Все молчали, словно вытянуть слово из груди представлялось слишком тяжким трудом.
– Они всегда великолепны, – сама ответила я себе. – Могучи. Непримиримые враги кшештрим.
– В сказках, – выдавил наконец Рук, – они добрые.
– Кое в чем и сказки лгут.
На протяжении всего этого разговора те так и стояли там, если можно сказать «стояли» о существах, которые даже в неподвижности словно стягивали к себе свет, прогибали весь мир вокруг его центра – себя. Их неотвратимые взгляды следили за нами. Когда в глубине глотки Синна зародилось рычание, Кем Анх припала к нему, прижалась теплым телом, сквозь заостренные зубы мурлыкнула что-то на ухо. Они не говорили – может быть, никогда не знали речи, – но наши слова, уверена, понимали.
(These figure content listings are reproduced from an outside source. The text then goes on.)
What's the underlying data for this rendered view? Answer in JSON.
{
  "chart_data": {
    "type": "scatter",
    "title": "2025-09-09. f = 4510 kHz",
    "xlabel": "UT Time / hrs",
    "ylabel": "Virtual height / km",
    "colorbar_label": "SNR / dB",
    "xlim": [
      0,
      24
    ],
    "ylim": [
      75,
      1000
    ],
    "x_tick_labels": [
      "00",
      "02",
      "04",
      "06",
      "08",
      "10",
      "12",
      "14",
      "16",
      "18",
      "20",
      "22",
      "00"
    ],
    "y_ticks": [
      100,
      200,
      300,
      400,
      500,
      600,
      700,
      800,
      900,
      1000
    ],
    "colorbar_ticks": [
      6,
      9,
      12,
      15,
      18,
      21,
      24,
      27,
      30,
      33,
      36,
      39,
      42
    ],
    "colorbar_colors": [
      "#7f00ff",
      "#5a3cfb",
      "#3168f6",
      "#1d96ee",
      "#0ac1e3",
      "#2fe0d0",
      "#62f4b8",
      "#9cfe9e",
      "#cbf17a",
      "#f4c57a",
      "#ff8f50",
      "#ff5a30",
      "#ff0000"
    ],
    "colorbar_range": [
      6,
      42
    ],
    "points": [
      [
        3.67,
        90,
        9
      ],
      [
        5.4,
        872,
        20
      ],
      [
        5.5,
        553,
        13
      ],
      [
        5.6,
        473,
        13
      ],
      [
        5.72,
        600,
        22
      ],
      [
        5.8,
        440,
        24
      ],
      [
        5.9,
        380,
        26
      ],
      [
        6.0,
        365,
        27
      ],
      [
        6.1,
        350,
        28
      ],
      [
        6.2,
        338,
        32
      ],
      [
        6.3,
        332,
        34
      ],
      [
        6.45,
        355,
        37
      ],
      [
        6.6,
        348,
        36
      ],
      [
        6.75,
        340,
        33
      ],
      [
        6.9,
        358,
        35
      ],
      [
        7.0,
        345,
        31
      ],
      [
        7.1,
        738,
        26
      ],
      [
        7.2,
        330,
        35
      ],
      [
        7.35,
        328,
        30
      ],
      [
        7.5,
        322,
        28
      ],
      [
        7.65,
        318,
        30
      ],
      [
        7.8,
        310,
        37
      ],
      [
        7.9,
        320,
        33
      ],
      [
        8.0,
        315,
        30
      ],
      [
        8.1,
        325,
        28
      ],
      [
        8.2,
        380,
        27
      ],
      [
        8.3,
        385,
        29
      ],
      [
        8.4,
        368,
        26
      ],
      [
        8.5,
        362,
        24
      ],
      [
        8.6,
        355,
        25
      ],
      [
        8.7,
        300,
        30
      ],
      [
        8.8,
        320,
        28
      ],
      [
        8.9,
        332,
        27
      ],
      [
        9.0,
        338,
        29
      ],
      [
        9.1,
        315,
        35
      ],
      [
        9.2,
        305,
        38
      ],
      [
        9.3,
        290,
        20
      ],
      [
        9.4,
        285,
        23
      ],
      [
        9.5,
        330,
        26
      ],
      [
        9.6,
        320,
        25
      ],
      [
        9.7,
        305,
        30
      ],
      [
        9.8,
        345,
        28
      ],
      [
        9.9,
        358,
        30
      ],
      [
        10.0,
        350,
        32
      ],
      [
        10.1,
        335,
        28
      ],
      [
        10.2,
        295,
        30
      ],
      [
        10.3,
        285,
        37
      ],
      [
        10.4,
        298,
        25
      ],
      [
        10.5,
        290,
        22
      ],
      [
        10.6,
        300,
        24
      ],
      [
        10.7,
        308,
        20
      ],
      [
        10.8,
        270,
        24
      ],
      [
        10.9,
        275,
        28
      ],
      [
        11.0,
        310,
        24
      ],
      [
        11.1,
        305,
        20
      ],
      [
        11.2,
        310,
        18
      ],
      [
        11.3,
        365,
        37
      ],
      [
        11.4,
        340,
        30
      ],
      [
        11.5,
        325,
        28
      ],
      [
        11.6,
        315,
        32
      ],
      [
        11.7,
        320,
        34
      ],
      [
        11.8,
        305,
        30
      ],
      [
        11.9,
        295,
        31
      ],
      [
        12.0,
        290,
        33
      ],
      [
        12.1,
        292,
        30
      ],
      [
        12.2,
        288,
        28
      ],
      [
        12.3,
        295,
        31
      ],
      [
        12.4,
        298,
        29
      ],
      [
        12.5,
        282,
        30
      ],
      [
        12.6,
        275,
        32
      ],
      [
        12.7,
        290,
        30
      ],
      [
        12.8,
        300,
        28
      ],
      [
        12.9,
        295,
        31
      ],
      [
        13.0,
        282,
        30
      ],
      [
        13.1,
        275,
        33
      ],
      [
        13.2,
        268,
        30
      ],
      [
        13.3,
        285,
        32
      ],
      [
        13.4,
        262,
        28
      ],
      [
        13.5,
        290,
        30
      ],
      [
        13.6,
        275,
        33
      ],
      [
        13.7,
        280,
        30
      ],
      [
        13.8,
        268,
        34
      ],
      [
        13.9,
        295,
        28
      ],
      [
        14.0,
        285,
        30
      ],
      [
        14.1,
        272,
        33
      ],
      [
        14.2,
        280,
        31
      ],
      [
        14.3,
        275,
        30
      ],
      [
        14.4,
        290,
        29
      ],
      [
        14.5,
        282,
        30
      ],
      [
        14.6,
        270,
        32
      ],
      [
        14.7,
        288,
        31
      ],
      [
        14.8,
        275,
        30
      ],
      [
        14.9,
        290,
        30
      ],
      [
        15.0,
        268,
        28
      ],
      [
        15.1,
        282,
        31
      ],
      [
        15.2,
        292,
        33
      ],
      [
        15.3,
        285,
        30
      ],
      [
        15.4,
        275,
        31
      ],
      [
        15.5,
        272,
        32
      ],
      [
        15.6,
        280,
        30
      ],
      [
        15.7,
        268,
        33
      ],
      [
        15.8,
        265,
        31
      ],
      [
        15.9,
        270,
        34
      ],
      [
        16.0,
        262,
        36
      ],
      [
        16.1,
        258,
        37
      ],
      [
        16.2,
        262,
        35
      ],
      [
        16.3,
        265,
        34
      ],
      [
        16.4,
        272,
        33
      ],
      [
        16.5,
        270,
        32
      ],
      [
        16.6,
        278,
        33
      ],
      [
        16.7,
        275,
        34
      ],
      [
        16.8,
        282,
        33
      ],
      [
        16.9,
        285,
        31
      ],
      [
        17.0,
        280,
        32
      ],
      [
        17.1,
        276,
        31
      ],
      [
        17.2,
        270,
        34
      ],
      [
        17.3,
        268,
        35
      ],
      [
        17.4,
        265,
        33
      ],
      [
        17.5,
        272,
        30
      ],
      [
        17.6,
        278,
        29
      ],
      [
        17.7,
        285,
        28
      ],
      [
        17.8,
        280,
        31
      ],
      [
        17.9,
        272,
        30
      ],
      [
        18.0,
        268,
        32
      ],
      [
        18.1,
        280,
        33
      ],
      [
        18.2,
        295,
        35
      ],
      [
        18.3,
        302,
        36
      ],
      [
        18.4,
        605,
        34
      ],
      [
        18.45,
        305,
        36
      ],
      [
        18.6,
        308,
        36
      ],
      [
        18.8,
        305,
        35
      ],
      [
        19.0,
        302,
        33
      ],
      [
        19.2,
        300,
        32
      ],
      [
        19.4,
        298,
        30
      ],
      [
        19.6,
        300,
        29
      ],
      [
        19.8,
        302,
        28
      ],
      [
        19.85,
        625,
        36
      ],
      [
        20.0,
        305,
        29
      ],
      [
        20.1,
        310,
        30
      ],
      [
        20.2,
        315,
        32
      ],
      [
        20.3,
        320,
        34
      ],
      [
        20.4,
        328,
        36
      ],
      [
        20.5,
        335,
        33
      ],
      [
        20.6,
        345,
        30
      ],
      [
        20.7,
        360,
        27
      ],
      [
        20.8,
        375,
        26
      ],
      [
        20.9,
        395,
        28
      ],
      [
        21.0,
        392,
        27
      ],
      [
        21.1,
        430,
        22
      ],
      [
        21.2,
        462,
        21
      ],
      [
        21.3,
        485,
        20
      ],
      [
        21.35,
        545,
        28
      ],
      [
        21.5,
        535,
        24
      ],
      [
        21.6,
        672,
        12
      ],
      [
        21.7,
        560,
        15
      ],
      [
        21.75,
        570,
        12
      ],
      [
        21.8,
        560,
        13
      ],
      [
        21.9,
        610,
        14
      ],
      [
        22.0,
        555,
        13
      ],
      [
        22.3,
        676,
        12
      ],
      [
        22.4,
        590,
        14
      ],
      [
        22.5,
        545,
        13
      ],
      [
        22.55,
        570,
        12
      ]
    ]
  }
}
– Неббарим, – наконец подал голос Коссал. – Возможно. Это ничего не меняет.
Я вылупила на него глаза:
– Мы нашли последних представителей расы, вымершей за тысячелетия до войн с кшештрим, расы, в которую ты вообще не верил, и это «ничего не меняет»?
Старый жрец пожал плечами, перенес тяжесть тела на одну ногу, взвесил в руках парные топоры.
– Всякое бессмертие оскорбляет нашего бога.
– С другой стороны, они немало мужчин и женщин отдали Ананшаэлю, – заметила Эла, она почти мурлыкала. – И ты на них только посмотри! Нельзя ли нам с ними подружиться? Прежде чем убить, я хотела сказать.
Коссал покачал головой:
– Ты не хуже меня знаешь, что убийства – лишь половина нашего служения богу.
– И откуда у меня предчувствие, – хитро прищурилась на него Эла, – что вторая половина касается долга?
Жрец не ответил. Он не сводил глаз с созданий, явившихся, чтобы добавить в стену наши черепа.
– Пора, – наклонившись, шепнул мне в ухо Рук. – Нас пятеро против троих.
Он будто забыл нашу неоконченную ссору, забыл, что я собиралась его убить. Может, явление Трех стерло все из памяти, или он, когда я сложила оружие, счел меня безопасной. Так или иначе, он больше не думал сражаться со мной. Нет, он хотел сразиться с этими существами, бессчетные тысячи лет ходившими по свету.
Я оглянулась на Элу с Коссалом, потом на Троих. Они не шевельнулись. Видно, не спешили начинать охоту – если это была охота. С другой стороны, нам некуда было уйти. Побежим – и умрем на бегу. Они держались с ленивым спокойствием хищников, знающих, что жертве никуда не деться.
Явление неббарим что-то порвало во мне, сломало какое-то понятие или верование, о котором я и не подозревала, пока оно не разбилось вдребезги. Их не могло быть, они не могли стоять перед нами, но вот стояли и собирались нас прикончить, как уже прикончили тысячи или десятки тысяч людей.
Нет, это кое-что меняло, и перемена касалась не только нашей неизбежной гибели. Не знаю как, но в ту минуту перевернулся весь мир. Вглядываясь в их немыслимое совершенство, я знала, что ничего не понимаю, что мои глубочайшие, сердечные убеждения были ошибочны. Они пришли развоплотить нас – это было мне ясно, – но перед тем я хотела увидеть мир, каков он есть, понять его.